Fig. 7

SENP1 regulates LR-MSC myofibroblast transition through both the WNT/β-Catenin and Hedgehog/GLI signaling pathways in vitro. A mRNA expression of endogenous SENP1, β-Catenin, and GLI1 were assessed using RT-PCR in different groups. RT-PCR analysis indicating that β-Catenin and GLI1 mRNA levels did not change in the presence of LV-SENP1-shRNA during TGFβ1 induction. *P < 0.01, **P < 0.05, ^▲P < 0.01, ^▲▲P > 0.05. *, the control group vs. the TGFβ1 group; **, the SENP1 knockdown group vs. the TGFβ1 group; ^▲, the control group vs. the TGFβ1 group; ^▲▲, the SENP1 knockdown group vs. the TGFβ1 group.
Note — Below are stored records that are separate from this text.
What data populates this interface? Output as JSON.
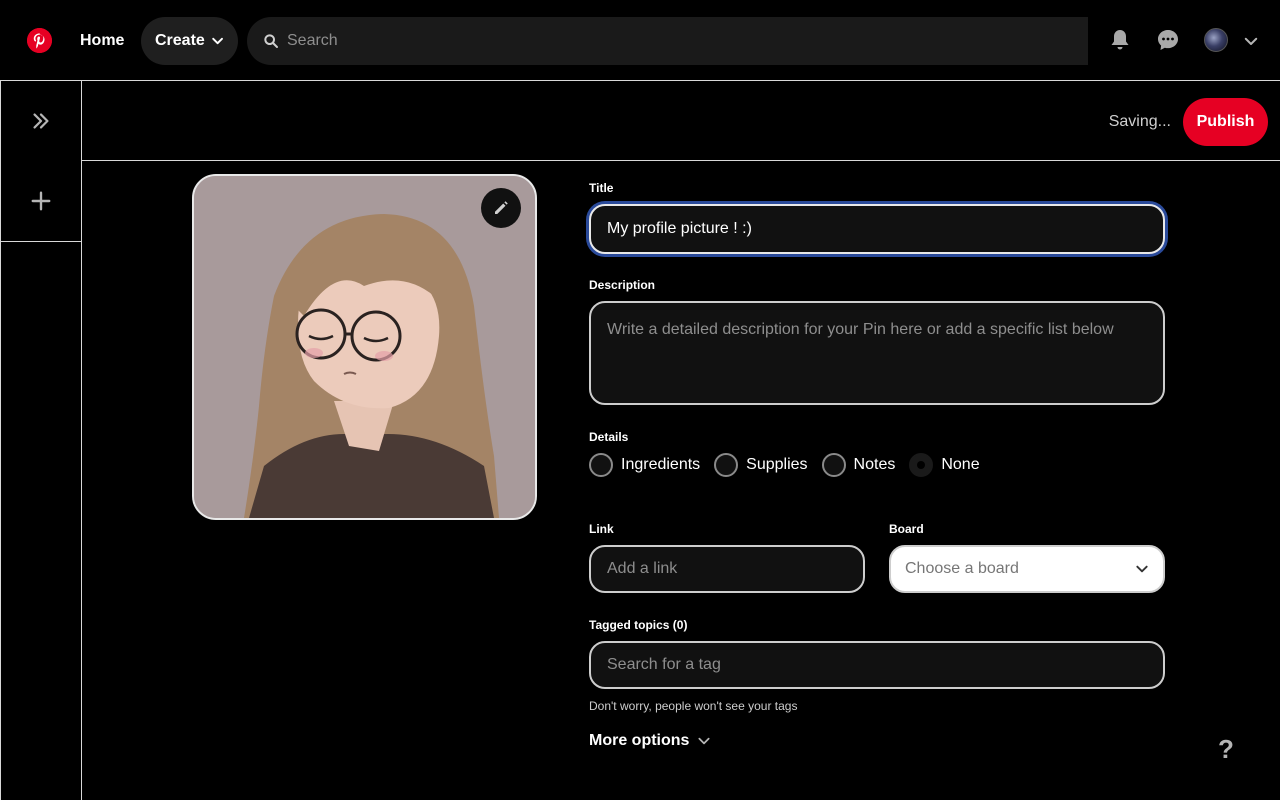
{
  "nav": {
    "home_label": "Home",
    "create_label": "Create",
    "search_placeholder": "Search"
  },
  "header": {
    "status_text": "Saving...",
    "publish_label": "Publish"
  },
  "form": {
    "title_label": "Title",
    "title_value": "My profile picture ! :)",
    "description_label": "Description",
    "description_placeholder": "Write a detailed description for your Pin here or add a specific list below",
    "details_label": "Details",
    "details_options": [
      "Ingredients",
      "Supplies",
      "Notes",
      "None"
    ],
    "details_selected": "None",
    "link_label": "Link",
    "link_placeholder": "Add a link",
    "board_label": "Board",
    "board_value": "Choose a board",
    "tagged_topics_label": "Tagged topics (0)",
    "tag_placeholder": "Search for a tag",
    "tag_hint": "Don't worry, people won't see your tags",
    "more_options_label": "More options"
  },
  "help_label": "?",
  "colors": {
    "brand_red": "#e60023",
    "background": "#000000",
    "focus_ring": "#2a4a9a"
  },
  "icons": {
    "logo": "pinterest-logo",
    "search": "search-icon",
    "notifications": "bell-icon",
    "messages": "chat-bubble-icon",
    "expand_sidebar": "double-chevron-right-icon",
    "add": "plus-icon",
    "edit": "pencil-icon"
  }
}
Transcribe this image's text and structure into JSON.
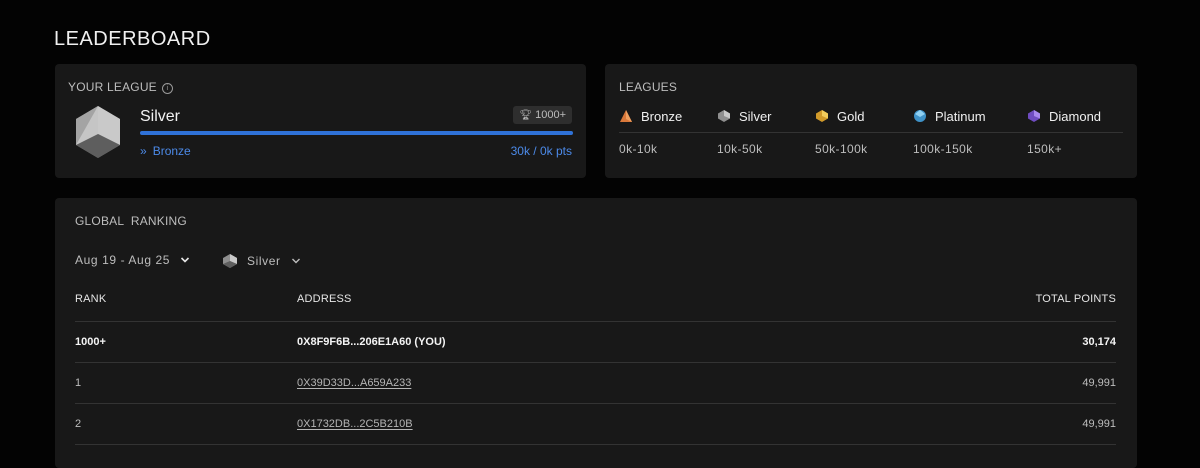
{
  "page": {
    "title": "LEADERBOARD"
  },
  "your_league": {
    "label": "YOUR LEAGUE",
    "name": "Silver",
    "rank": "1000+",
    "progress_fraction": 1.0,
    "next_league": "Bronze",
    "points": "30k / 0k pts",
    "accent_color": "#2f72d8"
  },
  "leagues": {
    "label": "LEAGUES",
    "items": [
      {
        "name": "Bronze",
        "range": "0k-10k",
        "icon": "bronze-league-icon",
        "color": "#d9783a"
      },
      {
        "name": "Silver",
        "range": "10k-50k",
        "icon": "silver-league-icon",
        "color": "#a8a8a8"
      },
      {
        "name": "Gold",
        "range": "50k-100k",
        "icon": "gold-league-icon",
        "color": "#e6b43c"
      },
      {
        "name": "Platinum",
        "range": "100k-150k",
        "icon": "platinum-league-icon",
        "color": "#5aaee0"
      },
      {
        "name": "Diamond",
        "range": "150k+",
        "icon": "diamond-league-icon",
        "color": "#8a63d8"
      }
    ]
  },
  "ranking": {
    "label": "GLOBAL  RANKING",
    "date_filter": "Aug 19 - Aug 25",
    "league_filter": "Silver",
    "columns": {
      "rank": "RANK",
      "address": "ADDRESS",
      "points": "TOTAL POINTS"
    },
    "rows": [
      {
        "rank": "1000+",
        "address": "0X8F9F6B...206E1A60 (YOU)",
        "points": "30,174",
        "is_you": true
      },
      {
        "rank": "1",
        "address": "0X39D33D...A659A233",
        "points": "49,991",
        "is_you": false
      },
      {
        "rank": "2",
        "address": "0X1732DB...2C5B210B",
        "points": "49,991",
        "is_you": false
      }
    ]
  }
}
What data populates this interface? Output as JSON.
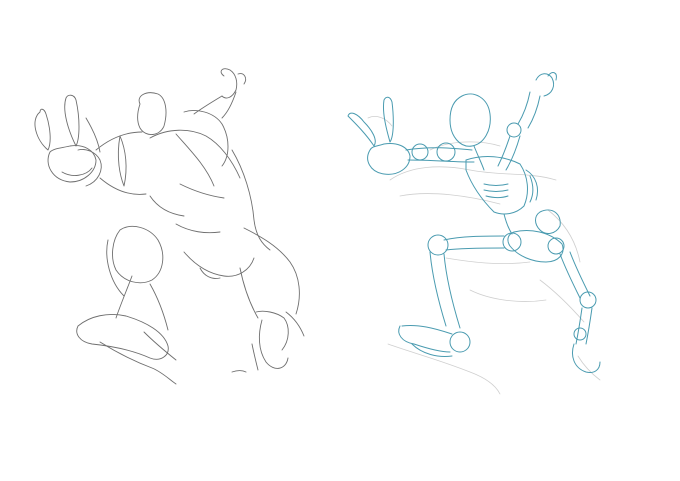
{
  "colors": {
    "background": "#ffffff",
    "sketch_stroke": "#6f6f6f",
    "ghost_stroke": "#cfcfcf",
    "skeleton_stroke": "#4a9bb0"
  },
  "panels": [
    {
      "name": "rough-gesture-sketch"
    },
    {
      "name": "skeleton-construction-sketch"
    }
  ]
}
B SENP1 level in total cell lysates was assessed using western blot analyses. *P < 0.01, **P < 0.05. *, the control group vs. the TGFβ1 group; **, the SENP1 knockdown group vs. the TGFβ1 group. C β-Catenin and GLI1 levels in total cell lysates were assessed using western blot analyses. The SUMOylation analysis of the immunoprecipitated β-Catenin and GLI1 proteins. β-Catenin and GLI1 were immunoprecipitated from whole-cell lysates using anti-β-Catenin and anti-GLI1 antibodies, respectively. The blots were probed with SUMO1. *P < 0.01, **P < 0.05, ^▲P < 0.01, ^▲▲P < 0.05. *, the control group vs. the TGFβ1 group; **, the SENP1 knockdown group vs. the TGFβ1 group (β-Catenin and GLI1); ^▲, the control group vs. the TGFβ1 group; ^▲▲, the SENP1 knockdown group vs. the TGFβ1 group (β-Catenin-SUMO and GLI1-SUMO). All data are presented as the mean ± SEM of three independent experiments. Quantification is shown in the lower panel. Each experiment was performed in triplicate.